Im Hotel Alfred ist das beliebte Frühstücksbuffet bereits angerichtet, allerdings angepasst an die Vorschriften, zum Beispiel personalbetreut. Gebäck, Schinken und Käse werden von Hotelmitarbeitern vorgelegt, Obst- und Gemüseteller sind vorbereitet in abgedeckten Behältnissen. „Diese haben wir neu erworben“, erklärt Hotelier Alex Meder.
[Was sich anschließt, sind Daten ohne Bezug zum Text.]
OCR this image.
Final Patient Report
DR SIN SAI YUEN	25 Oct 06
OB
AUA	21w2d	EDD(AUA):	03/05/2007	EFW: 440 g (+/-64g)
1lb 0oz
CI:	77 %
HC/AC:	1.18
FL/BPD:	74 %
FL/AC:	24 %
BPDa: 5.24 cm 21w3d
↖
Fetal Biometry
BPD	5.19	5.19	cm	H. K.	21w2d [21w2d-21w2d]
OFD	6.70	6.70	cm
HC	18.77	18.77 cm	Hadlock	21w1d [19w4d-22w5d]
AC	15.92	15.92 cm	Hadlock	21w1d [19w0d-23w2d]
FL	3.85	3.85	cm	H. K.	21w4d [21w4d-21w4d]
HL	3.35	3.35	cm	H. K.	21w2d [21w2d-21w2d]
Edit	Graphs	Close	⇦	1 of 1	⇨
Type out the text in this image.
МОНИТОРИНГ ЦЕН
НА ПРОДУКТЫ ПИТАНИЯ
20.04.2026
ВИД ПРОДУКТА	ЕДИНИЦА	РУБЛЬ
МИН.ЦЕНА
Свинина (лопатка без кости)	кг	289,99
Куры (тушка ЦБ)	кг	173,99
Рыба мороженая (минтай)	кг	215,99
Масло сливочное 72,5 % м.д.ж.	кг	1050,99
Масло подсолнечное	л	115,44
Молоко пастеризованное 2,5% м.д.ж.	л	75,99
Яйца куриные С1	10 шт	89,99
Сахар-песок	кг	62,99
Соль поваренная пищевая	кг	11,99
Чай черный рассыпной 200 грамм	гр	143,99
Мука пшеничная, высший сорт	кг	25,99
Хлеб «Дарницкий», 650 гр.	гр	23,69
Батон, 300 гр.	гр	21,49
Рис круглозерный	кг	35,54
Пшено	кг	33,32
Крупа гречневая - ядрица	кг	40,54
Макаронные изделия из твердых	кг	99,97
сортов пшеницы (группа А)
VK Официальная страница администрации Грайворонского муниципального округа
Wenn die Gäste zum Buffet gehen, müssen sie eine Maske aufsetzen, Einweghandschuhe liegen am Tisch. „Bei uns waren immer zahlreiche Gruppen von älteren Herrschaften. Die sind grad etwas weggebrochen“, schildert Meder die Situation.

Er ist aber zuversichtlich, dass sich in den nächsten Monaten alles einspielt und setzt auf die Dachterrasse seines Hotels und seine Speisenkarten mit sommerlichen Schmankerln: „Wir haben die Terrasse neu bepflanzt, die Sessel weitläufig gestellt, und auch am Samstag bis 23 Uhr geöffnet – ich bin zuversichtlich.“ Außerdem erhofft sich Meder vom Autokino vor dem VAZ zusätzliche Gäste, die vorm Filmschauen auf einen Drink ins Alfred kommen.

Motivierte Mitarbeiter erdulden die Masken

Die Mitarbeiter in den Gastronomie-Betrieben haben sich auf die Wieder-Öffnung der Lokale gefreut, und sind „sehr motiviert und halten sich an alle Vorschriften, natürlich auch an die Maskenpflicht, obwohl sie darunter leiden“, bestätigt Leo Graf.

Auch die meisten Gäste verhielten sich vorbildlich. Rund 95 Prozent reservieren, alle lassen sich zum Tisch geleiten, akzeptieren die Abstandsregeln. „Was wir nicht brauchen, sind die selbst ernannten Hilfssheriffs, die überall Regelverstöße sehen und sofort vernadern“, betont Leo Graf. „Die Gäste und auch die Wirte wissen, wie sie sich zu benehmen haben.“

Grundsätzlich kann nur die Polizei Regelverstöße ahnden. Wirte haben keine Handhabe gegen Gäste, die sich danebenbenehmen. Das Marktamt kontrolliert, ob „zum Wohle aller auch in diesen schwierigen Zeiten nur sichere und einwandfreie Lebensmittel auf den Markt kommen“, erklärt Marktamtsleiterin Gabriele Bertl. Der Fokus der Inspektoren liege auf Lebensmittelsicherheit. „Herausfordernd für die Lebensmittelinspektoren ist derzeit natürlich auch die Einhaltung verschiedenster Sicherheitsmaßnahmen bei den Kontrollen“, so Bertl.